The third year of water has led to a riot of birds on Lake Eyre, from ducks to stilts, teals, cormorants, pelicans and swans, as well as unwelcome predatory gulls.

Story By Ken Eastwood

If you've never seen hundreds of thousands of birds nesting prolifically around Lake Eyre, now is the time. Water has flowed into the lake for three years and the birds are richer in number and more widely distributed than they’ve been in decades. According to Trevor Wright, senior pilot and founder of Wrightsair, based at William Creek, SA, it’s the best the birds have been in the 20 years he’s been flying over the lake.
“They’ve just got millions of birds out there,” he says. “The Channel Country has had water in it for three years – so they’re breeding prolifically, especially the ducks. The black ducks are unbelievable.”

Staff from South Australia’s Department of Environment and Natural Resources have been monitoring the birds from the air and have estimated there are 80,000 banded stilts alone. “The stilts are like never before,” Trevor says. He operates sightseeing tours over Lake Eyre and a two-day trip that flies up Cooper Creek and over Coongie Lakes to Bedourie in south-west Queensland.

In previous bumper years, experts have estimated there are a million waterbirds on Lake Eyre, making it one of the most important breeding areas for waterbirds in the country. This year, as well as black ducks, mountain ducks, whistlers and “a lot of teal”, Trevor has seen terns, stilts, cormorants, pelicans and hundreds of black swans. “There’s quite a lot of black swans up the top end of the lake, where the Warburton comes in. I think the whole area at the moment, with a nucleus of Lake Eyre,

is exemplary. But I think the best spot is up at Bedourie.”
Trevor says it’s only going to get better. “Through to August, the water will still be flowing in, but from September on, you’ll start to see the evaporation rate increase, so the birds will congregate around the smaller water areas.”

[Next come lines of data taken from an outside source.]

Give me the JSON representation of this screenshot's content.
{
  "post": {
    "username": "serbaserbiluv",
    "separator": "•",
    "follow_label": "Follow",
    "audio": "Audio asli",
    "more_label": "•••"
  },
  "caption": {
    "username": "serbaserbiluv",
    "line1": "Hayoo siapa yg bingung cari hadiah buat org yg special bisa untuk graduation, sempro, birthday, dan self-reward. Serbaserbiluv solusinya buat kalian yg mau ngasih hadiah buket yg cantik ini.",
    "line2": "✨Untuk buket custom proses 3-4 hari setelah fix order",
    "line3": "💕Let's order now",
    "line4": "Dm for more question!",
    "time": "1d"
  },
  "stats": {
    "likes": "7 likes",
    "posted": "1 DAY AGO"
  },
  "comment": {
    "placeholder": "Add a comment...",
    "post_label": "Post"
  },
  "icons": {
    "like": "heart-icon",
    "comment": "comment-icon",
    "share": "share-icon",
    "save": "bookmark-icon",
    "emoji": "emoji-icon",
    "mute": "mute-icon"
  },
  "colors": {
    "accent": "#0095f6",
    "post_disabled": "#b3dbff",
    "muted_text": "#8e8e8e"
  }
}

According to Dr Clive Minton, former managing director of Imperial Metal Industries Australia and a respected Melbourne ornithologist who has studied birds on Lake Eyre since 1982, the banded stilts eat brine shrimp exclusively. The shrimp have grown from millions of desiccated eggs left on the lake. They will continue to breed prolifically and provide food for the stilts until the water level drops and the water becomes super saline.